I just posted this over on
rec.arts.sf.fandom, but I wanted to
be shrill post it here as well.
Something was bouncing around in the back of my head during a recent thread about how much or how little Clinton did about international Islao-supremacist terrorism during his term.
The right-wing talking point characterization is that he "fired some missles at some camels"; it is, of course, in the partisan electoral interests of the right wing to diminish what Clinton did, because there's one thing he did which, if people paid attention, would reflect very poorly on the current occupying administration.
This is from an obscure, ultra-left-wing shrill political rag that no one reads:
Could 9/11 Have Been Prevented?by Michael Elliot
Time Magazine, 4 August 2002
As chair of the interagency Counter-Terrorism Security Group (CSG), Clarke was known as a bit of an obsessive-just the sort of person you want in a job of that kind. Since the bombing of the U.S.S. Cole in Yemen on Oct. 12, 2000--an attack that left 17 Americans dead--he had been working on an aggressive plan to take the fight to al-Qaeda. The result was a strategy paper that he had presented to Berger and the other national security "principals" on Dec. 20. But Berger and the principals decided to shelve the plan and let the next Administration take it up.
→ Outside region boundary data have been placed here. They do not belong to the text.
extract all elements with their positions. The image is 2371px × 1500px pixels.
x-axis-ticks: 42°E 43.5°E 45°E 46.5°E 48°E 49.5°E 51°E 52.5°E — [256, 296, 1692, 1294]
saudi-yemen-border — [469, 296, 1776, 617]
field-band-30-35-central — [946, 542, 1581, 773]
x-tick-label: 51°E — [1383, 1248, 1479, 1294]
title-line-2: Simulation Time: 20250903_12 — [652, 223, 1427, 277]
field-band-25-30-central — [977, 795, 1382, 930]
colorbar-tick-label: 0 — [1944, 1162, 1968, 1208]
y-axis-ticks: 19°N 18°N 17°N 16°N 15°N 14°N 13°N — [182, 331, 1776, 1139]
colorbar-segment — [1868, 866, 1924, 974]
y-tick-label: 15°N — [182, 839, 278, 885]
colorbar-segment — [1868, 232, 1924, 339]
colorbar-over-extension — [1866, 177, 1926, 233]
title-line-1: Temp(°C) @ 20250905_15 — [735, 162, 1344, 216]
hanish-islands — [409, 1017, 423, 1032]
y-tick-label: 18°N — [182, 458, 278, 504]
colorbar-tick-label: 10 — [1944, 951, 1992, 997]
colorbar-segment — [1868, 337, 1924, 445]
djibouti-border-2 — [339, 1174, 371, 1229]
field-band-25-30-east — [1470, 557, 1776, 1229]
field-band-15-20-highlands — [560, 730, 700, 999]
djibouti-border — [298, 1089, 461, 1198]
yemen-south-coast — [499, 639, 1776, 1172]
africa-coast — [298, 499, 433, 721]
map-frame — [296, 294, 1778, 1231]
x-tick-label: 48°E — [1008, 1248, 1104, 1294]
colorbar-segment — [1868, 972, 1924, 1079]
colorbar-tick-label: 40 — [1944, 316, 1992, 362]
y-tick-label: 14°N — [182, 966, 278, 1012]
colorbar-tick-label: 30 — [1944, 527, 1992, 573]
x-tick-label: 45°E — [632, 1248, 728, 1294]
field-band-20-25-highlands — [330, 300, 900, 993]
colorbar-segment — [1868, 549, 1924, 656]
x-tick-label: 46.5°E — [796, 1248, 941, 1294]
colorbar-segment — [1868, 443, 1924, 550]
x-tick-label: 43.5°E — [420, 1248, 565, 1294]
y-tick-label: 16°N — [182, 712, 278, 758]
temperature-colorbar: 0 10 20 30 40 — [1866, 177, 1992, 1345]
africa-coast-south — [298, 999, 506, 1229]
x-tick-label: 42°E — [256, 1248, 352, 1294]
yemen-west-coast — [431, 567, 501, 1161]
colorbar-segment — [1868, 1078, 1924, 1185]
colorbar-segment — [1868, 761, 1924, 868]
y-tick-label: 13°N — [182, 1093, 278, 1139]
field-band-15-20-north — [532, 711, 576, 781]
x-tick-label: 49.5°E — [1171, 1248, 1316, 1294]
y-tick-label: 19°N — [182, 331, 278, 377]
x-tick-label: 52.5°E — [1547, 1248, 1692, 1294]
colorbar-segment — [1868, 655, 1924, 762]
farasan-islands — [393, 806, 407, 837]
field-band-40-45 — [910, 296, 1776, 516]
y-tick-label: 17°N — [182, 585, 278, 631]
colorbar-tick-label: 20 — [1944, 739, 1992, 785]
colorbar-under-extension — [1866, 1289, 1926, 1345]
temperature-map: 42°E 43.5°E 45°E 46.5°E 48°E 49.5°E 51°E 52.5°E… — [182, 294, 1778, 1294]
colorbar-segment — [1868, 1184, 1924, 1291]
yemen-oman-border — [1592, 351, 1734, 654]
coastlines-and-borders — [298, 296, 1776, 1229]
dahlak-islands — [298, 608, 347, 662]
With less than a month left in office, they did not think it appropriate to launch a major initiative against Osama bin Laden. "We would be handing (the Bush Administration) a war when they took office on Jan. 20," says a former senior Clinton aide. "That wasn't going to happen." Now it was up to Rice's team to consider what Clarke had put together.
... [S]enior officials from both the Clinton and Bush administrations, however, say that Clarke had a set of proposals to "roll back" al-Qaeda. In fact, the heading on Slide 14 of the Powerpoint presentation reads, "Response to al Qaeda: Roll back." Clarke's proposals called for the "breakup" of al-Qaeda cells and the arrest of their personnel. The financial support for its terrorist activities would be systematically attacked, its assets frozen, its funding from fake charities stopped. Nations where al-Qaeda was causing trouble--Uzbekistan, the Philippines, Yemen--would be given aid to fight the terrorists. Most important, Clarke wanted to see a dramatic increase in covert action in Afghanistan to "eliminate the sanctuary" where al-Qaeda had its terrorist training camps and bin Laden was being protected by the radical Islamic Taliban regime. The Taliban had come to power in 1996, bringing a sort of order to a nation that had been riven by bloody feuds between ethnic warlords since the Soviets had pulled out. Clarke supported a substantial increase in American support for the Northern Alliance, the last remaining resistance to the Taliban. That way, terrorists graduating from the training camps would have been forced to stay in Afghanistan, fighting (and dying) for the Taliban on the front lines. At the same time, the U.S. military would start planning for air strikes on the camps and for the introduction of special-operations forces into Afghanistan. The plan was estimated to cost "several hundreds of millions of dollars." In the words of a senior Bush Administration official, the proposals amounted to "everything we've done since 9/11."
...
By last summer, many of those in the know--the spooks, the buttoned-down bureaucrats, the law-enforcement professionals in a dozen countries--were almost frantic with worry that a major terrorist attack against American interests was imminent. It wasn't averted because 2001 saw a systematic collapse in the ability of Washington's national-security apparatus to handle the terrorist threat.
So, yes, the Clinton administration didn't take decisive action between the failed assassination-by-cruise-missle attack on bin Laden in 1998 and the bombing of the Cole in 2000. But after the bombing of the Cole, they did decide that enough was enough, and handed a complete plan of action to the incoming maladministration.
I suspect, but cannot prove, that Clinton refrained from starting this initiative himself because he didn't want to do to W. Bush what H.W. Bush had done to Clinton--start a war and hand over the keys after the early, easy part.
W. Bush and his nabobs then failed to act on the plan. By April of 2001, they had all of the information in place, and they sat on their thumbs until September 11th.
You didn't have to be Carnak the Magnificent to see that al-Qaeda was getting more active with each passing month. That's why Clinton decided to act. Why didn't Bush and Cheney and Rove and Rice see it that way?